Simmons Hanly Conroy LLP, New York (James M. Kramer of counsel), for respondent.
Manzanet–Daniels, J.P., Moulton, Rosado, O’Neill Levy, JJ.
Order, Supreme Court, New York County (Adam Silvera, J.), entered on or about September 13, 2023, which denied defendant Colgate–Palmolive Co.’s (Colgate) motion for summary judgment dismissing the complaint as against it, unanimously reversed, on the law, without costs, and the motion granted. The Clerk is directed to enter judgment accordingly.

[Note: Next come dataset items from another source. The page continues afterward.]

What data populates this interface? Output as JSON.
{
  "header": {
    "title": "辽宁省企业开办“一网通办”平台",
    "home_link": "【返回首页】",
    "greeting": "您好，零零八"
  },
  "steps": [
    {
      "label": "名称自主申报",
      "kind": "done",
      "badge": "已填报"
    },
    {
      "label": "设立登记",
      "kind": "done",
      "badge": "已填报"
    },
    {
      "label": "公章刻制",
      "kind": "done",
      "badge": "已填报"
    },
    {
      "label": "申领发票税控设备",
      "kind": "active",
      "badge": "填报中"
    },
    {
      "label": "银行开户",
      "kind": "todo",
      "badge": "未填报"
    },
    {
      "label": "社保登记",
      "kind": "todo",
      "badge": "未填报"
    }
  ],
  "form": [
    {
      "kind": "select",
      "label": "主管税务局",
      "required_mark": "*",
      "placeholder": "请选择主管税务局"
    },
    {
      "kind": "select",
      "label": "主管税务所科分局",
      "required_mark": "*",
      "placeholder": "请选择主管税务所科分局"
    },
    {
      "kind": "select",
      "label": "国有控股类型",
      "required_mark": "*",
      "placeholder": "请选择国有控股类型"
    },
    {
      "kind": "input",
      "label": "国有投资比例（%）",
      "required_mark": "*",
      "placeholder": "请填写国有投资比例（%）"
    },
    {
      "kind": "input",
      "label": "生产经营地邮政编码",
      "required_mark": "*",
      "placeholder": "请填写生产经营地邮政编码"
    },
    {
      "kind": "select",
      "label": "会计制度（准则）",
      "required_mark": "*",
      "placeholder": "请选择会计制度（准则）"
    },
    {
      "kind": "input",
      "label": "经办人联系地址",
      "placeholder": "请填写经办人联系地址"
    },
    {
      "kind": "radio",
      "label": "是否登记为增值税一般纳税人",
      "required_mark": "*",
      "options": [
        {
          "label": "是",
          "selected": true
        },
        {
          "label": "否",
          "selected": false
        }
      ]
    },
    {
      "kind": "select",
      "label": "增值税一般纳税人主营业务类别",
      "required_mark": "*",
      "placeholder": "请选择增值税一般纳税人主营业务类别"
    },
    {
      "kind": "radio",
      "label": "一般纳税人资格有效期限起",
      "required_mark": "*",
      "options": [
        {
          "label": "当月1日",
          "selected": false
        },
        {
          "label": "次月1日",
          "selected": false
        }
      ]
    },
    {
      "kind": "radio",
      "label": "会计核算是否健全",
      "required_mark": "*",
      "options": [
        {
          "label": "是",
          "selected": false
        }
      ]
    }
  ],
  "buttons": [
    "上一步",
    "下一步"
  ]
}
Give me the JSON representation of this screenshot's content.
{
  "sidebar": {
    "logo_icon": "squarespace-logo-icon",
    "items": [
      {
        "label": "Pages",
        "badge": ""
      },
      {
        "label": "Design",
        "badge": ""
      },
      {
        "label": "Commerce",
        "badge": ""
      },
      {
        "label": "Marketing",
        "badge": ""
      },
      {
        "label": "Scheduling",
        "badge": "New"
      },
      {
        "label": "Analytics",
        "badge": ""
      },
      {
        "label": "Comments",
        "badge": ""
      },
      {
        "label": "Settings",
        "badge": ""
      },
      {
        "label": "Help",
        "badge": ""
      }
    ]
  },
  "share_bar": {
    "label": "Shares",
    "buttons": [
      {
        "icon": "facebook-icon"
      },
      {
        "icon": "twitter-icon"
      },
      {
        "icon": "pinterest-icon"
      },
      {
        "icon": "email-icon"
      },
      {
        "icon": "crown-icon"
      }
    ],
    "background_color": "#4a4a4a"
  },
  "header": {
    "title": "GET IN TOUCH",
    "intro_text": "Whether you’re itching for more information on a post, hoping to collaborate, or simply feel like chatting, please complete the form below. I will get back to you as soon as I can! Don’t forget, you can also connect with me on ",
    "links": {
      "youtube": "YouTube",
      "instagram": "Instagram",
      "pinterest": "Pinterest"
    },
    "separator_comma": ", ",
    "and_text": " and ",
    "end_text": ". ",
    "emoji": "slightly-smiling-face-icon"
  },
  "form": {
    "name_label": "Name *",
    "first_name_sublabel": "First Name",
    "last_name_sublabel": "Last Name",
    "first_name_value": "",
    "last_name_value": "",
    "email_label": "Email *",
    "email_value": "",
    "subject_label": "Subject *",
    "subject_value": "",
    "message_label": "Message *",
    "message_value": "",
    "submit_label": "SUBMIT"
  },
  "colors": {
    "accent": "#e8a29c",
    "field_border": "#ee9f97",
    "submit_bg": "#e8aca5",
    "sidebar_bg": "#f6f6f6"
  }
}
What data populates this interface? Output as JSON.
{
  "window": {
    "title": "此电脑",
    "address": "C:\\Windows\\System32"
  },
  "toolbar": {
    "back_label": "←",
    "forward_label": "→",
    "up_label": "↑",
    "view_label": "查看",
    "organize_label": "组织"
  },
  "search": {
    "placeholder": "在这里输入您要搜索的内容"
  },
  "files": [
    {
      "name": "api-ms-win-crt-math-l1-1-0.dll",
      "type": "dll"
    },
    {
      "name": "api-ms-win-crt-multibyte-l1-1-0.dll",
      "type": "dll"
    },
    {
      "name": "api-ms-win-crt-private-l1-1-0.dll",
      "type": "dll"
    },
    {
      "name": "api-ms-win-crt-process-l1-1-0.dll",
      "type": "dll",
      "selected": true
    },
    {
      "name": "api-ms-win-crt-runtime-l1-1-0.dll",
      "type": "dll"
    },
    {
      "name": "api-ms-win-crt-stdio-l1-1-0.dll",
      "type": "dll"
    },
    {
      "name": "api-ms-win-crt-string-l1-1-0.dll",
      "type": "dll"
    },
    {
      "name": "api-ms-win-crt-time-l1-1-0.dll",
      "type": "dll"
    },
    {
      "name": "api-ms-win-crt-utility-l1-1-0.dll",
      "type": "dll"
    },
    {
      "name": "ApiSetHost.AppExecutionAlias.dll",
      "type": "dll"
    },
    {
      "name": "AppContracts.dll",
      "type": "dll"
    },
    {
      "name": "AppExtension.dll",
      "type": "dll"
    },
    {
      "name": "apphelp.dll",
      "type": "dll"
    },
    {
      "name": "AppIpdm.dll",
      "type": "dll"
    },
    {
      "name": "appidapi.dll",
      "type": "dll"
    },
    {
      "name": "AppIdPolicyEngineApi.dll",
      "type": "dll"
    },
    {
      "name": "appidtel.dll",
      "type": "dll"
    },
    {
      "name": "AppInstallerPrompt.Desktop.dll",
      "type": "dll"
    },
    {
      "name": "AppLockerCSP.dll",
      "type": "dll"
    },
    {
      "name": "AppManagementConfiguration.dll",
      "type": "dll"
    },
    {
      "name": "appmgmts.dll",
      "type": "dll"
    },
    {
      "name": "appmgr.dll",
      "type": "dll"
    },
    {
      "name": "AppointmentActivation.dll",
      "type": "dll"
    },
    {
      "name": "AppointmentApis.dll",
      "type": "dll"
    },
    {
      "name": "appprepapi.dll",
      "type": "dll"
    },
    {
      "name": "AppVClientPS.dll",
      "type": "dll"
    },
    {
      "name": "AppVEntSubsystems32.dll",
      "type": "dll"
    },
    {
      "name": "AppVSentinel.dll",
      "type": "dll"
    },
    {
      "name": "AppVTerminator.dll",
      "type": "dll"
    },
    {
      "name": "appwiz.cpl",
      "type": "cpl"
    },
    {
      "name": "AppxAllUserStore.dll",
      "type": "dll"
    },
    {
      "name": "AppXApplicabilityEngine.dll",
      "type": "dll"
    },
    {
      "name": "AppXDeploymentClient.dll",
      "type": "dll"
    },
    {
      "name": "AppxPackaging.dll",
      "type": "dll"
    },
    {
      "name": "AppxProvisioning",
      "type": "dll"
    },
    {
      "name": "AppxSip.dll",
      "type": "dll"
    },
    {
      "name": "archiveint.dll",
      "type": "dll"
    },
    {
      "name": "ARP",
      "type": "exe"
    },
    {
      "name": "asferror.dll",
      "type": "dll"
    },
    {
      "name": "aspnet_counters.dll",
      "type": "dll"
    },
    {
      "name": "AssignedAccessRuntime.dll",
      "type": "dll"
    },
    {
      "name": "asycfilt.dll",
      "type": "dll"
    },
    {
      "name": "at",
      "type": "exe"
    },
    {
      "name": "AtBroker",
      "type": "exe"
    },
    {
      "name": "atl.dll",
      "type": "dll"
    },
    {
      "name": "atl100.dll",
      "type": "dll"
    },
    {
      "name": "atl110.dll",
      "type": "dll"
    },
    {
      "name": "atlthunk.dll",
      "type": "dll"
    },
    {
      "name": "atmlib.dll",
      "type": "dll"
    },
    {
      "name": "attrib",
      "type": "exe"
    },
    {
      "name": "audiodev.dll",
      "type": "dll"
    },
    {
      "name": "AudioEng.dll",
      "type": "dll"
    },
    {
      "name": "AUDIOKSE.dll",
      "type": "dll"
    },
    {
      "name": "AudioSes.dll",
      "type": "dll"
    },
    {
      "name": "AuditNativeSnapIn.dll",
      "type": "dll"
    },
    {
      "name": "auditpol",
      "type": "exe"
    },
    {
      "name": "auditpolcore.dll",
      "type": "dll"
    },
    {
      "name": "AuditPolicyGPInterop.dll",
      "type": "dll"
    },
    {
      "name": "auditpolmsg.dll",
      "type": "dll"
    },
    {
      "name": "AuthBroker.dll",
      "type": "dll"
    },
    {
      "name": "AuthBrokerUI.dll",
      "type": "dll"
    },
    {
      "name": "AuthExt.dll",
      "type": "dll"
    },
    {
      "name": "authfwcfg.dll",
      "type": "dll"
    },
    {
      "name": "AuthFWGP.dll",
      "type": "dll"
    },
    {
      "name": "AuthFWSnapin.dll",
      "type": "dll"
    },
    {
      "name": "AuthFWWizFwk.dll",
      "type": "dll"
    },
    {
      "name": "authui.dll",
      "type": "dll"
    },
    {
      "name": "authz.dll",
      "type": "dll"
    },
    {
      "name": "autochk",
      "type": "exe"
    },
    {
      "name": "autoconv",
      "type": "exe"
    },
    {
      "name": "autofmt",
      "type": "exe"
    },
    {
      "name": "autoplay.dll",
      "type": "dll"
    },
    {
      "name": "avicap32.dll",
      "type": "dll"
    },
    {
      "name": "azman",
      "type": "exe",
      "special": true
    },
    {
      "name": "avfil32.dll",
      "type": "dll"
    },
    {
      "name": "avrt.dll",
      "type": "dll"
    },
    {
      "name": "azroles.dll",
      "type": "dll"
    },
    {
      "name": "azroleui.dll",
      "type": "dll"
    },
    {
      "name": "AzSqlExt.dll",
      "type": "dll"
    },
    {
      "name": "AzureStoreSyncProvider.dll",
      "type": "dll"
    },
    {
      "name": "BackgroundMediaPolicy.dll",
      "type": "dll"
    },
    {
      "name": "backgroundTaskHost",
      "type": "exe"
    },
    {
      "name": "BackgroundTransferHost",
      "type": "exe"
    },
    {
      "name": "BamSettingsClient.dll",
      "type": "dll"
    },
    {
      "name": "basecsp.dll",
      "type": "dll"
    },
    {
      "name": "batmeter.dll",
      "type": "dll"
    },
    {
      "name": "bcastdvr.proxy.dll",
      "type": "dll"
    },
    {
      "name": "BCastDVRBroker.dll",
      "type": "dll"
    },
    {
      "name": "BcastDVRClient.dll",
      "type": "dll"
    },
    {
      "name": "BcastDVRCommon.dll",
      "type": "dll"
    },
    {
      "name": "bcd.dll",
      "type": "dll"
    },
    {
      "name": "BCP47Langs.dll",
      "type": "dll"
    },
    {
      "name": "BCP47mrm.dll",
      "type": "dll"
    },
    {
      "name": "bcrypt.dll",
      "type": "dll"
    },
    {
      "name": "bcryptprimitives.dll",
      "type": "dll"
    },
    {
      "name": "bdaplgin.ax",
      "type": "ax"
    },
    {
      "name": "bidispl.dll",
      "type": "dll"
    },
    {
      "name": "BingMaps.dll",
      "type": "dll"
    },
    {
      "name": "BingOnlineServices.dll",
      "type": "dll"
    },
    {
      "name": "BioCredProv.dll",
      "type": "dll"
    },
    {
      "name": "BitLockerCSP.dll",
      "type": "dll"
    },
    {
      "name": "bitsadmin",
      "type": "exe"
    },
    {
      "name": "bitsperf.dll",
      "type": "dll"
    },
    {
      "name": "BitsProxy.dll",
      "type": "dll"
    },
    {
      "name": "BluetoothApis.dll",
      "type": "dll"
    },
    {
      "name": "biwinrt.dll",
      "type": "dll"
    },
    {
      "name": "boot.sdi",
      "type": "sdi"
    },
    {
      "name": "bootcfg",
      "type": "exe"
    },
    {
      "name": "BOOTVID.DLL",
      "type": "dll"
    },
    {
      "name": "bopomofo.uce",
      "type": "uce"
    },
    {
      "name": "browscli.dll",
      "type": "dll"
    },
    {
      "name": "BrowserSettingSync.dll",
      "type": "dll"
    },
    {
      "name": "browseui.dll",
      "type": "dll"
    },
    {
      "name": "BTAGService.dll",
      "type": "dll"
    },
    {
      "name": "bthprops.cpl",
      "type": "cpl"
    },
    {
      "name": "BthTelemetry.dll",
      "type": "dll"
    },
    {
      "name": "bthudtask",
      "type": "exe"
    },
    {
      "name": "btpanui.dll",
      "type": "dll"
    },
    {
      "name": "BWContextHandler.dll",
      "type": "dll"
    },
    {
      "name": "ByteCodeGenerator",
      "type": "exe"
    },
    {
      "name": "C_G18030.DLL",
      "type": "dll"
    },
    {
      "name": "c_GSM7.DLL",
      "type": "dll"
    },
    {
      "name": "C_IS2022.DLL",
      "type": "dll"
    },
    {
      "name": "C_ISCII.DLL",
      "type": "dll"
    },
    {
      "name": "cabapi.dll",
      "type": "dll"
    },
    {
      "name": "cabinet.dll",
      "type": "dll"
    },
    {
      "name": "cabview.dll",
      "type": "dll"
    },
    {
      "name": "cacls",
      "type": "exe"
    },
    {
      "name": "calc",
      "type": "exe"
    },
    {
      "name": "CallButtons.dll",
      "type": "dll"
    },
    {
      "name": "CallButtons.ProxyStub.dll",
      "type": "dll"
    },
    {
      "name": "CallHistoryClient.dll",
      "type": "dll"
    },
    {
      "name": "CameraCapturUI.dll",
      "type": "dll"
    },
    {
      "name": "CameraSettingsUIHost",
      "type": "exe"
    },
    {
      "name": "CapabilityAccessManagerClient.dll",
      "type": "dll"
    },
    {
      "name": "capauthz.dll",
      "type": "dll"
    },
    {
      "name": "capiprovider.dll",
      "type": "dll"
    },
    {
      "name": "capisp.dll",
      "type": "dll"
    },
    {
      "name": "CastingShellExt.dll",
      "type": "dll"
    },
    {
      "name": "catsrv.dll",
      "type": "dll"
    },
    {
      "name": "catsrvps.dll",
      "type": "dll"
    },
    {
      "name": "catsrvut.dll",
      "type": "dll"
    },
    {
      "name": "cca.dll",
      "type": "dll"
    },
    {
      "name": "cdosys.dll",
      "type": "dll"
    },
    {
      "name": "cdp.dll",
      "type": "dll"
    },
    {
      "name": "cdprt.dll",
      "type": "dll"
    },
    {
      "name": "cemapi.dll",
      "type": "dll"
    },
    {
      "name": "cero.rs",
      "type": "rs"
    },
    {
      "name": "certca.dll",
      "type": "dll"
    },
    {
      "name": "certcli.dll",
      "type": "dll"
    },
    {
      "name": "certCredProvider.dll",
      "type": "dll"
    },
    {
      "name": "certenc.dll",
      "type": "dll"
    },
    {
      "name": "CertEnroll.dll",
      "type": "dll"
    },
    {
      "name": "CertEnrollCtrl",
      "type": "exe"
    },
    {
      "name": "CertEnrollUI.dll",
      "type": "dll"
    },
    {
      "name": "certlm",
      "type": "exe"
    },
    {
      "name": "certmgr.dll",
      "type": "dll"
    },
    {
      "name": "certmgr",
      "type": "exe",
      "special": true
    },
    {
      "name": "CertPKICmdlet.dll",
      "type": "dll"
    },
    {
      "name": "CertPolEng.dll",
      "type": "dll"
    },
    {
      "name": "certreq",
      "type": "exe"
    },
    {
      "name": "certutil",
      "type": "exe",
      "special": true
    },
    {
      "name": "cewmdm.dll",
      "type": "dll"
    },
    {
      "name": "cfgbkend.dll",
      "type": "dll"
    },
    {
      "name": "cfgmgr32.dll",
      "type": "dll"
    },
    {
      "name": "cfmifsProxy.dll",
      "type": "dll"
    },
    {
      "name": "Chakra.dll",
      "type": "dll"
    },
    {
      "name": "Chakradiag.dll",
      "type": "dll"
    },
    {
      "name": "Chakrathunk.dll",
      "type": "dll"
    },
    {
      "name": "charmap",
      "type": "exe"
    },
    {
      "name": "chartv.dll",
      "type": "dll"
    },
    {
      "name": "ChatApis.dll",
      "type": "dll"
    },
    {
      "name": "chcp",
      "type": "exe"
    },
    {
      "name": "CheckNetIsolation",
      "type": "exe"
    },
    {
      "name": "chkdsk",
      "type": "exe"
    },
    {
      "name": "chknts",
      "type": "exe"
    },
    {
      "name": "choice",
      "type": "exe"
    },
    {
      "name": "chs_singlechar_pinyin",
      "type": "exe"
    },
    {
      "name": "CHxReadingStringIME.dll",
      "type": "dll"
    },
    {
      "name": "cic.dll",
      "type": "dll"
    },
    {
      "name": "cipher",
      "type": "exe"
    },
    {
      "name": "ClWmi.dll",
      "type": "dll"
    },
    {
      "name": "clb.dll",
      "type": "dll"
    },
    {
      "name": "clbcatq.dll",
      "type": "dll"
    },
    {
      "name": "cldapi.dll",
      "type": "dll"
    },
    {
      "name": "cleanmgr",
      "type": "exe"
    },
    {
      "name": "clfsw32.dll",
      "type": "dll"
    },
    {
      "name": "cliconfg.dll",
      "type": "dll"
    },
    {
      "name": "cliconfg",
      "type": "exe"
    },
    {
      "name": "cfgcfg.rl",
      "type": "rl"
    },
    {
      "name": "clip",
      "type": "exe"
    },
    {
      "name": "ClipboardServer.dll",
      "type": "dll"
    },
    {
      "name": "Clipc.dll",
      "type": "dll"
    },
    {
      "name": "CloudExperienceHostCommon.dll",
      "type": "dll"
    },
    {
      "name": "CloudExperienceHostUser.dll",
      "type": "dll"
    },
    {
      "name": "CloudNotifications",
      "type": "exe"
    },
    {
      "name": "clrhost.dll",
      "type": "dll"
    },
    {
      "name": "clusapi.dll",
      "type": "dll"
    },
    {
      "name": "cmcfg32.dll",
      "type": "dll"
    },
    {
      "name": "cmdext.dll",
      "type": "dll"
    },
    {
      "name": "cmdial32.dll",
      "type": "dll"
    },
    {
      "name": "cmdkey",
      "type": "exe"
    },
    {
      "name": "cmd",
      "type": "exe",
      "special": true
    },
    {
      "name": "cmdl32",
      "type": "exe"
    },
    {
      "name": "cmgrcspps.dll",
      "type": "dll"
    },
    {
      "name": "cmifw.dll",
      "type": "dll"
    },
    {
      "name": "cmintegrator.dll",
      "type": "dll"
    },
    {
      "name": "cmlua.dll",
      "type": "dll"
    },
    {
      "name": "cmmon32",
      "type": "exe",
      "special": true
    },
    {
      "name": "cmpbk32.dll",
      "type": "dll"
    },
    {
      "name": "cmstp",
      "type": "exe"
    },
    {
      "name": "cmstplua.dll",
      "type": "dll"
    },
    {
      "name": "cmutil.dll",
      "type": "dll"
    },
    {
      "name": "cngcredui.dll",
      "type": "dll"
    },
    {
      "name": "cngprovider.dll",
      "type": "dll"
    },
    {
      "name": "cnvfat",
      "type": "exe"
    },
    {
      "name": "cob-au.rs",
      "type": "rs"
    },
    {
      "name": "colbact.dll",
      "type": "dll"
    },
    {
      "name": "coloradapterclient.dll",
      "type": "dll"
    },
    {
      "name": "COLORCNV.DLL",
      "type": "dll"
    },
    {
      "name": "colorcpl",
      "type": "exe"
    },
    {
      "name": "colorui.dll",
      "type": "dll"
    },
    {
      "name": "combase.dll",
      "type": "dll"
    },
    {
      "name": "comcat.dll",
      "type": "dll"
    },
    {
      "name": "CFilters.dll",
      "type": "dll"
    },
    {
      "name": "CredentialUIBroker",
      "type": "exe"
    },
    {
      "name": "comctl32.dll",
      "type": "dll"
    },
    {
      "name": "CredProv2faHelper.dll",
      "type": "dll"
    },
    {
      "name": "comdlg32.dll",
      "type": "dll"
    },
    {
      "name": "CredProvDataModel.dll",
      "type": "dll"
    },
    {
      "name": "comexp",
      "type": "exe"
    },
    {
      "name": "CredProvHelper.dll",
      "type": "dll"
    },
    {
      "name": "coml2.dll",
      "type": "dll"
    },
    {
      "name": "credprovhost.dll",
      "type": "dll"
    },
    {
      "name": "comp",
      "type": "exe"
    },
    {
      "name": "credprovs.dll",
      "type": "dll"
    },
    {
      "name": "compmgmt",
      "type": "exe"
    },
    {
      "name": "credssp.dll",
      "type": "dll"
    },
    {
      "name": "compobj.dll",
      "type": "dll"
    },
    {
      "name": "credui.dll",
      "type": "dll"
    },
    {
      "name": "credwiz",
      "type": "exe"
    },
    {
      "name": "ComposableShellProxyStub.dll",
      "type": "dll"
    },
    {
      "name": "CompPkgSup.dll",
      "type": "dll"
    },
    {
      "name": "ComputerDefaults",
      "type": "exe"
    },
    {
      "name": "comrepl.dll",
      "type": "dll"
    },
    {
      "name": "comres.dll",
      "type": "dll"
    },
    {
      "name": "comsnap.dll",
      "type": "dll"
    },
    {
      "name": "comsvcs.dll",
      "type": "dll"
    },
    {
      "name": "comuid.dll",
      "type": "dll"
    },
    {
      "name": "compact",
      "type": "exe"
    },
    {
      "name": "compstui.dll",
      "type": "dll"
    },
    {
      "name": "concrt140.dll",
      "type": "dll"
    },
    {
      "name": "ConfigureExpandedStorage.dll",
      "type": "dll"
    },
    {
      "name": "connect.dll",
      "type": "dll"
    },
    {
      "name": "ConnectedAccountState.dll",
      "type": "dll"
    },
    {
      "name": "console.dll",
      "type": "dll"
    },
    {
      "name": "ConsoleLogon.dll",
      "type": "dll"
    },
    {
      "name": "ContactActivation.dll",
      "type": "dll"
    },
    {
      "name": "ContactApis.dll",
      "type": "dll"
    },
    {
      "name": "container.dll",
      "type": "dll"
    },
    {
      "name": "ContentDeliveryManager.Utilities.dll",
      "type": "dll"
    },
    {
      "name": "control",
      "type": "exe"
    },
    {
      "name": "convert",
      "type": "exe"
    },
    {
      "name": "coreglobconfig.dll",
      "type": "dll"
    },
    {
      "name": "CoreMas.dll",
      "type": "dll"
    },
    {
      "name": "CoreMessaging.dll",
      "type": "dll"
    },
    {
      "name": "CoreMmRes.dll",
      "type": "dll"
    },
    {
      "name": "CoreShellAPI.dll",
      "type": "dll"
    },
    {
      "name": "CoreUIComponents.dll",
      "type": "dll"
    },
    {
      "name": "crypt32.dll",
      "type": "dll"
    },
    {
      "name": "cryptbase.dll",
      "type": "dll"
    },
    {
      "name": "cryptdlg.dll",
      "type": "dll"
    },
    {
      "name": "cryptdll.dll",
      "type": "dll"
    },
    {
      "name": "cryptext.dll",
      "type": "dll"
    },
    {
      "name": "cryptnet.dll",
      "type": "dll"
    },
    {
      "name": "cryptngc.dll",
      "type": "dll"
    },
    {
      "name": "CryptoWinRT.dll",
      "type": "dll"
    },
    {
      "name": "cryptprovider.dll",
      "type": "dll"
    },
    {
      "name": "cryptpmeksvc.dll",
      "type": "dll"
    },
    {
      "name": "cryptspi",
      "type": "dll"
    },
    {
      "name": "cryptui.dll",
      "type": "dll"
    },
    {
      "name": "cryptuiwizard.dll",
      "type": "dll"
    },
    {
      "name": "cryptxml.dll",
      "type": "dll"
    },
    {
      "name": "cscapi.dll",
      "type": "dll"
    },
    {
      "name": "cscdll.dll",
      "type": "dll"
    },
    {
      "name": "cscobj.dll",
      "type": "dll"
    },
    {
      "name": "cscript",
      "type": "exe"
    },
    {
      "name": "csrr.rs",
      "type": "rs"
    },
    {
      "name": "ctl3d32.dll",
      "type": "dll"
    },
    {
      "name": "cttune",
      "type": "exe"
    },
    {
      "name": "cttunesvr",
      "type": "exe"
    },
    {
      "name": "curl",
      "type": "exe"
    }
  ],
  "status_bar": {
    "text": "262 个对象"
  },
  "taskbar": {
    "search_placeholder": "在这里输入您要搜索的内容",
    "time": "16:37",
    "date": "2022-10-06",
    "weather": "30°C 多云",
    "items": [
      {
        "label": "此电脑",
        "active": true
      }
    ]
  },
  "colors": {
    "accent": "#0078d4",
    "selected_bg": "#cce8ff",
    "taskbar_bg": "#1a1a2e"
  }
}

When a foreign resident’s exposure to a toxin occurs in foreign states, New York’s connection to the action "is tenuous at best" (Kush v. Abbott Labs., 238 A.D.2d 172, 172, 655 N.Y.S.2d 520 [1st Dept. 1997]). While decedent used defendant’s talcum powder product while in New York on a number of regular layovers as a flight attendant, her use of the product over the course of decades was overwhelmingly in Texas, which was the state of her domiciliary, and she could not recall ever purchasing the product in New York (see Schultz v. Boy Scouts of Am., 65 N.Y.2d 189, 195, 491 N.Y.S.2d 90, 480 N.E.2d 679 [1985]; compare Matter of Eighth Judicial Dist. Asbestos Litig., 273 A.D.2d 863, 863, 709 N.Y.S.2d 284 [4th Dept. 2000]; In re Joint E. & S. Districts Asbestos Litig. [Coseglia], 1990 WL 3572, at 3 [E.D.N.Y.1990]). Thus, Texas law concerning proof of specific causation in toxic tort cases applies (Bostic v. Georgia–Pac. Corp., 439 S.W.3d 332, 336 [Tex. 2014]; Borg–Warner Corp. v. Flares, 232 S.W.3d 765 [Tex. 2007]). Under Bostic, where a plaintiff cannot adduce direct evidence of specific causation, they may rely on scientifically reliable evidence in the form of epidemiological studies, but only where the studies showed that the product at issue more than doubled a plaintiff’s risk of injury. Plaintiff failed to meet that standard, her experts opining only that decedent’s exposure to asbestos contributed to the development of her mesothelioma, without any data quantifying her exposure or data showing at what level of exposure the risk of disease would double.